The baby in this photo, originally from The Neuropathology Web at Northeastern Ohio U College of Medicine, seems normal at first glance: it can breathe, suck, wave its arms and legs, coo, and even smile. But it will never see, hear or become human. The backlighting shows that there is no brain in the skull. More accurately, in the condition called Hydranencephaly, the brain stem is present, and perhaps part of the cerebellum, but none of the cerebrum and cortex are present.

Such infants seldom live longer than a few days, though a very few, with care, have lived twenty years or more. They never see, hear, or respond to anything but the painful stimuli that the brain stem mediates. The brain stem is the "reptile brain" that underlies all other brain structures. It has been around the longest, in an evolutionary sense, and is the most resilient. In mammals, the reptile brain has lost the structures that once dealt with seeing and hearing, and yielded those functions to the cortex. This baby has no cortex.

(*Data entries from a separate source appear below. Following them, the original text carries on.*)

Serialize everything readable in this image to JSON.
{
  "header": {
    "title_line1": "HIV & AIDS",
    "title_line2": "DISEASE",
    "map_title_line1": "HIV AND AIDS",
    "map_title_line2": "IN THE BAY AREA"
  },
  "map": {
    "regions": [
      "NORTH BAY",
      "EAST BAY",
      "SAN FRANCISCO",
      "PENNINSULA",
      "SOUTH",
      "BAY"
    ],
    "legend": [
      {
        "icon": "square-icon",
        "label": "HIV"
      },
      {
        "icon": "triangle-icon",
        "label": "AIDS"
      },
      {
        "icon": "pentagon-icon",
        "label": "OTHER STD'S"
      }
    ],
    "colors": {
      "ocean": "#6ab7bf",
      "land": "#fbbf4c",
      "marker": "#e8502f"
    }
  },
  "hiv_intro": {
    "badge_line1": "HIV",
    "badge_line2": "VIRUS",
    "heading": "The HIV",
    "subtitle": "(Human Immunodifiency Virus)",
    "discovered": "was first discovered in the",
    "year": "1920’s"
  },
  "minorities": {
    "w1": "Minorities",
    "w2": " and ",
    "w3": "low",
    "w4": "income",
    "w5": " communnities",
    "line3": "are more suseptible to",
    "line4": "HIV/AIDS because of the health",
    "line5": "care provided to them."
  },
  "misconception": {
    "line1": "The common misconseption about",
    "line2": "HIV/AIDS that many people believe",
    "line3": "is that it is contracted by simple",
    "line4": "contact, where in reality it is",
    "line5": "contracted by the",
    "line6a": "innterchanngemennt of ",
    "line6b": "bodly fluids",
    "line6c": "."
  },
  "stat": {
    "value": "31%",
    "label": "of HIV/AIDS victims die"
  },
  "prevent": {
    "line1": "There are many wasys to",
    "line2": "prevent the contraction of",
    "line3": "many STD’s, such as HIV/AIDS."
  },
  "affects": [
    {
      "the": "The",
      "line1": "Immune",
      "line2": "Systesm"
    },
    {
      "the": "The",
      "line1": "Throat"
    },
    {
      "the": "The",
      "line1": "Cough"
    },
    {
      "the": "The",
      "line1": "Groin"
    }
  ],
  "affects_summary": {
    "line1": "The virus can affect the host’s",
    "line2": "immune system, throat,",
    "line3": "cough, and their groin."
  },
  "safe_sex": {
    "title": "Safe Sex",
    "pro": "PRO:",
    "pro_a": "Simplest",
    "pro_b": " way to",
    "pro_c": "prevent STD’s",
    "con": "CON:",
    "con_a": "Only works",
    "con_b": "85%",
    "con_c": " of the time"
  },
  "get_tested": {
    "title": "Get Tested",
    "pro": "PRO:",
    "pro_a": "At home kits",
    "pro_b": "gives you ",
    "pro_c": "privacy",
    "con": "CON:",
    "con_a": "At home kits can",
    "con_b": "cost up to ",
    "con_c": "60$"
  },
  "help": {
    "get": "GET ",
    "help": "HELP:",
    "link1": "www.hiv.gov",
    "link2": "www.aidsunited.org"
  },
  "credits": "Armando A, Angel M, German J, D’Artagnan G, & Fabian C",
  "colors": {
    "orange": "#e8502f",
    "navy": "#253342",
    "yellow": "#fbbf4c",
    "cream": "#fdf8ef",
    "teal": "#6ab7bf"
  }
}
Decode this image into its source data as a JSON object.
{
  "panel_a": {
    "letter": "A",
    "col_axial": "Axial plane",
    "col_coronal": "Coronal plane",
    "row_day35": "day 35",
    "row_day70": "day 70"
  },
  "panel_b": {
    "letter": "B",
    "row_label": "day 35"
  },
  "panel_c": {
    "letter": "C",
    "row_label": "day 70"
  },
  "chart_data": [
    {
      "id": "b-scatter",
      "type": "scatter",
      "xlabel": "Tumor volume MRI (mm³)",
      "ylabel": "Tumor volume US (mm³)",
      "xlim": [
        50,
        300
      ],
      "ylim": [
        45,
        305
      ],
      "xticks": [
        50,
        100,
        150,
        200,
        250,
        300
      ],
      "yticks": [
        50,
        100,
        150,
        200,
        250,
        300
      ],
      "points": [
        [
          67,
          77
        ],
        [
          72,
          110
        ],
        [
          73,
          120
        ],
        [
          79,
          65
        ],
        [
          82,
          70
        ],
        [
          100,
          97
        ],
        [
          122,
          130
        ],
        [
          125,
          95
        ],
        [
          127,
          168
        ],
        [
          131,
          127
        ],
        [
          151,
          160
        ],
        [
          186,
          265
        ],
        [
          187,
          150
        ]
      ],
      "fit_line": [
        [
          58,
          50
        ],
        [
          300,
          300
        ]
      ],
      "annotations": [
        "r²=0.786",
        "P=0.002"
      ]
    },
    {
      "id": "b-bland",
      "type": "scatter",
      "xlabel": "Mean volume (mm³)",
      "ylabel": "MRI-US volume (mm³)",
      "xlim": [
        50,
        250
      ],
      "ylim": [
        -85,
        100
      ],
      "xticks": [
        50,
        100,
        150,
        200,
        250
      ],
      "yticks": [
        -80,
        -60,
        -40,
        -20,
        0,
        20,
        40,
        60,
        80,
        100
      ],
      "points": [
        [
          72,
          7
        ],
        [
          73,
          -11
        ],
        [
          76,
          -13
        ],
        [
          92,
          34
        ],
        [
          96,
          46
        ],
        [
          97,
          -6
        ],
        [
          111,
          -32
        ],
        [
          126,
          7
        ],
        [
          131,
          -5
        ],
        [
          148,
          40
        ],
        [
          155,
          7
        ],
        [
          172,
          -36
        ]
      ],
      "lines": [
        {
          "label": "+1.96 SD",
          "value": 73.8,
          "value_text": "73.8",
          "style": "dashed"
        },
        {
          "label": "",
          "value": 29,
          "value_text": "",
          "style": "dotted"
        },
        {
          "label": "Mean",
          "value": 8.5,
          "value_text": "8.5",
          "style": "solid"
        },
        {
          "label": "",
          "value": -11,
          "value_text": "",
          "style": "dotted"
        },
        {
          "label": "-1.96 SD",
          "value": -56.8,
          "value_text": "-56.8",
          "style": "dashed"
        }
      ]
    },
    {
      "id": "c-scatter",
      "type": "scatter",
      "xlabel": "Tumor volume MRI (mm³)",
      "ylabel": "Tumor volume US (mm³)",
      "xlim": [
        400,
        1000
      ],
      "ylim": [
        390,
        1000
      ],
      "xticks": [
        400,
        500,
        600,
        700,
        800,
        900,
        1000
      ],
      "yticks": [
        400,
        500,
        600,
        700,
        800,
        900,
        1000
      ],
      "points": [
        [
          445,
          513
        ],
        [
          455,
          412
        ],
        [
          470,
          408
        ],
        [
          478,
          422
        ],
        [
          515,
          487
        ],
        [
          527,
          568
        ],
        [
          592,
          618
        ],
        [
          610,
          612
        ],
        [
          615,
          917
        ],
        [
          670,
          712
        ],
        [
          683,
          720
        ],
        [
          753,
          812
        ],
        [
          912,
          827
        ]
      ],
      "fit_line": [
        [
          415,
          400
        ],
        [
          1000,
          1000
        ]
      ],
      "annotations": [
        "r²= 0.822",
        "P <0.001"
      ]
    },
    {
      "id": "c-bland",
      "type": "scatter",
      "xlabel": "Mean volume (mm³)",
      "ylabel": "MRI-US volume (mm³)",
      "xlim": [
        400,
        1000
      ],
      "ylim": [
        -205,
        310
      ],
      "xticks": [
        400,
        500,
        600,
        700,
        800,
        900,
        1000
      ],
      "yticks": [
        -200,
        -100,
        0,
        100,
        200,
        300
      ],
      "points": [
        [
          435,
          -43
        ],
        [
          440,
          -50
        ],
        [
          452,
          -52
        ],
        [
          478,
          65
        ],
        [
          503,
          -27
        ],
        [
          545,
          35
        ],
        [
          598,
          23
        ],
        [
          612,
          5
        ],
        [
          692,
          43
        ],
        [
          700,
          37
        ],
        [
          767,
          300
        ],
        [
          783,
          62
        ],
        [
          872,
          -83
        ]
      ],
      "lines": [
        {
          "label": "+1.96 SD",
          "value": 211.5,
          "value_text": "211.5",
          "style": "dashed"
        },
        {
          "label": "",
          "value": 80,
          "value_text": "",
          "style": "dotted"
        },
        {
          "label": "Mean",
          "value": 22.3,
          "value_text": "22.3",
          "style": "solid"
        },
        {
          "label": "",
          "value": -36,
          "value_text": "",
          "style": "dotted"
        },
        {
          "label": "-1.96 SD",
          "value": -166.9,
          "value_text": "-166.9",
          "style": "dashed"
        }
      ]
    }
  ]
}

The cerebellum controls gross motions, so if it is entirely lacking the baby won't even wave its limbs. But there are several "superior" structures that have to be present for the infant to learn to eat rather than suck, or even to move the limbs in any coordinated way. Even more of the brain is needed for any trace of "humanness" to exist. A case like this is equivalent to the most damaging head wounds. There is nothing for a doctor to work with, no actual patient whose life could be saved, or even temporarily improved.

At the other end of life (many years later for nearly all of us), the lucky ones are those who die with their wits intact. That is about half of us. For the other half, various degenerative conditions set in toward the end of life, and for most, doctors can offer only "supportive" care. They can help you feel better as you lose your memory and reasoning abilities. This is particularly poignant for me, as I come from a family that is prone to Alzheimer's dementia. Will I be like my mother, who died almost mindless at age 82, or like my father, who is a robust and very intelligent 87-year-old (though he is getting a bit creaky)?

In her last chapter, Dr. Firlik speculates on the future of neuroscience. Will we one day be able to get a "brainlift", at a cost comparable to a facelift? Will the various dementias be conquered? I join her in hoping so.